In general Medicare’s coverage of cancer treatment is pretty thorough. Standard chemotherapy and radiation treatment have been covered for many years. These days we even have coverage for oral chemotherapy medications under Medicare’s Part D benefit, which first entered the market in 2006. Medicare Part D’s catastrophic coverage provides important protection for expensive oral chemotherapy medications.
Most standard chemotherapy and radiation treatments are covered under Medicare Part B. Surgeries for cancer are also covered by Part B, and any related hospital stays are covered by Part A.
However, standard care is not always the care that today’s medical consumers are looking for. The National Center for Complementary and Integrative Health (NCCIH) reports that Americans spend about $30.2 billion yearly out-of-pocket on complementary health products and practices.
Clearly patients want natural medicine.
As medical science progresses and citizens continue to explore treatments outside of standard medical care, will Medicare provide coverage for alternative therapies?
Medicare and Medically Necessary
When it comes to coverage, for cancer or any other illness, Medicare’s overriding principle is to cover only services, products or treatments that are medically necessary. This means that the care must be prescribed by a licensed physician or authorized provider and that Medicare considers the care to be correct and necessary. A participating Medicare provider must also deliver the care.
For example, when x-rays or CT scans are ordered prior to a surgery, these are covered because they are medically necessary. Follow-up visits related to your cancer treatment are covered, as are any durable medical equipment that may be medically necessary for your treatment or your recovery. For some services, you must meet certain conditions, but Medicare doctors are generally aware of these conditions and will help to ensure that they are met.
Other services related to cancer treatment that are considered medically necessary by Medicare are:
- Some costs of clinical research studies while you are an outpatient
- Breast prostheses after a mastectomy. Medicare Part B will cover surgery for implants after a mastectomy too if the surgery is performed in an outpatient setting.
- Second opinions for non-emergency surgery, and even a third opinion if the first and second opinion are not in agreement.
- Feeding pump equipment for use in your home, including certain nutrients if you can’t take food normally or digest it properly
- Anti-nausea medications
- Mental health services
- Nutritional counseling
For a more thorough discussion of Medicare’s coverage of traditional cancer treatments, visit this post.
Outside of these standard treatments, Medicare has been slow to approve alternative care therapies.
Some Limited Complementary Approaches Covered by Medicare
One type of integrative care that Medicare does cover is chiropractic care. However, Part B covers only medically necessary manipulation of the spine. The NCCIH has published that this care has been reported to have a significant protective effect against decline in the activities of daily living, so it’s an important win for complementary care in the Medicare arena.
Osteopathic medicine is another type of care which is sometimes considered to be holistic. Osteopathic manipulative treatment may reduce pain and improve function for people with chronic pain. Medicare Part B covers services provided by any Medicare-certified doctor of osteopathic medicine. There are limits to how much physical therapy Medicare will cover in a calendar year though.
Yoga is another integrative approach to healthcare that is practiced by many American adults. While Medicare itself does not provide for fitness memberships, some private Medicare Advantage plans offer gym memberships which promote physical fitness classes like yoga.
Some Medicare Advantage plans may also include limited coverage for acupuncture or acupressure.

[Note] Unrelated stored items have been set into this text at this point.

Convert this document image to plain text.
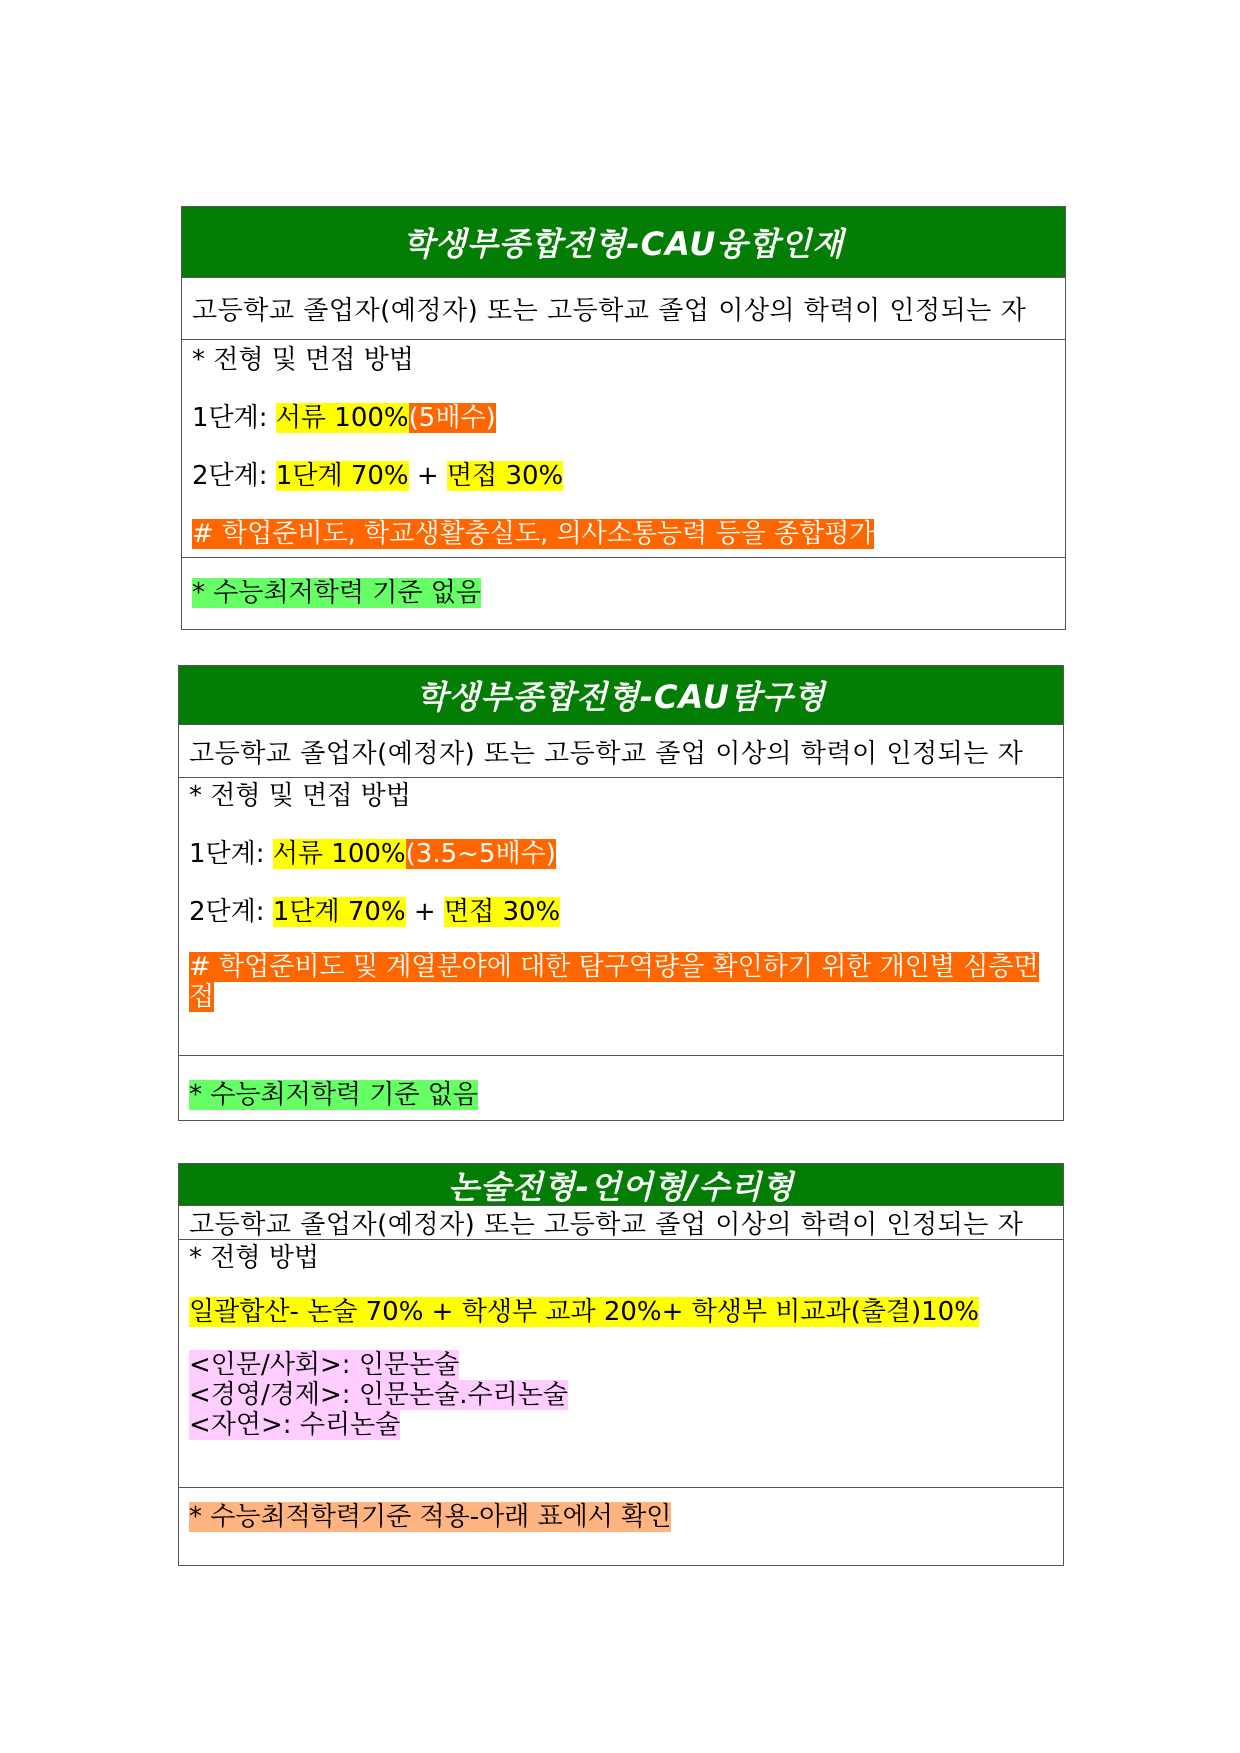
학생부종합전형-CAU융합인재
고등학교 졸업자(예정자) 또는 고등학교 졸업 이상의 학력이 인정되는 자
* 전형 및 면접 방법
1단계: 서류 100%(5배수)
2단계: 1단계 70% + 면접 30%
# 학업준비도, 학교생활충실도, 의사소통능력 등을 종합평가
* 수능최저학력 기준 없음
학생부종합전형-CAU탐구형
고등학교 졸업자(예정자) 또는 고등학교 졸업 이상의 학력이 인정되는 자
* 전형 및 면접 방법
1단계: 서류 100%(3.5~5배수)
2단계: 1단계 70% + 면접 30%
# 학업준비도 및 계열분야에 대한 탐구역량을 확인하기 위한 개인별 심층면접
* 수능최저학력 기준 없음
논술전형-언어형/수리형
고등학교 졸업자(예정자) 또는 고등학교 졸업 이상의 학력이 인정되는 자
* 전형 방법
일괄합산- 논술 70% + 학생부 교과 20%+ 학생부 비교과(출결)10%
<인문/사회>: 인문논술
<경영/경제>: 인문논술.수리논술
<자연>: 수리논술
* 수능최적학력기준 적용-아래 표에서 확인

Check the plan’s summary of benefits to find out what your copays for such care will be and if there are any limits to the number of sessions covered.
Obstacles to Alternative Medicine Under Medicare
The problem with getting alternative approaches approved is that the criteria for determining which products and services are medically necessary are quite specific. Evita.com reported that it is often difficult for providers to work alternative treatments into these criteria.
Furthermore, Medicare’s anti-kickback rules restrict referrals between conventional providers and alternative practitioners, which makes it harder to provide for Medicare coverage in the typical integrated practice. (Naturopathic doctors are not eligible for Medicare.)
So, for now, many of the alternative therapies that you might like to pursue will likely be out of pocket. Should you have a question about coverage for a particular integrative care approach, be sure to ask practitioner about payment. Practitioners offering these therapies are generally well versed in the rules, and know what Medicare will and won’t cover.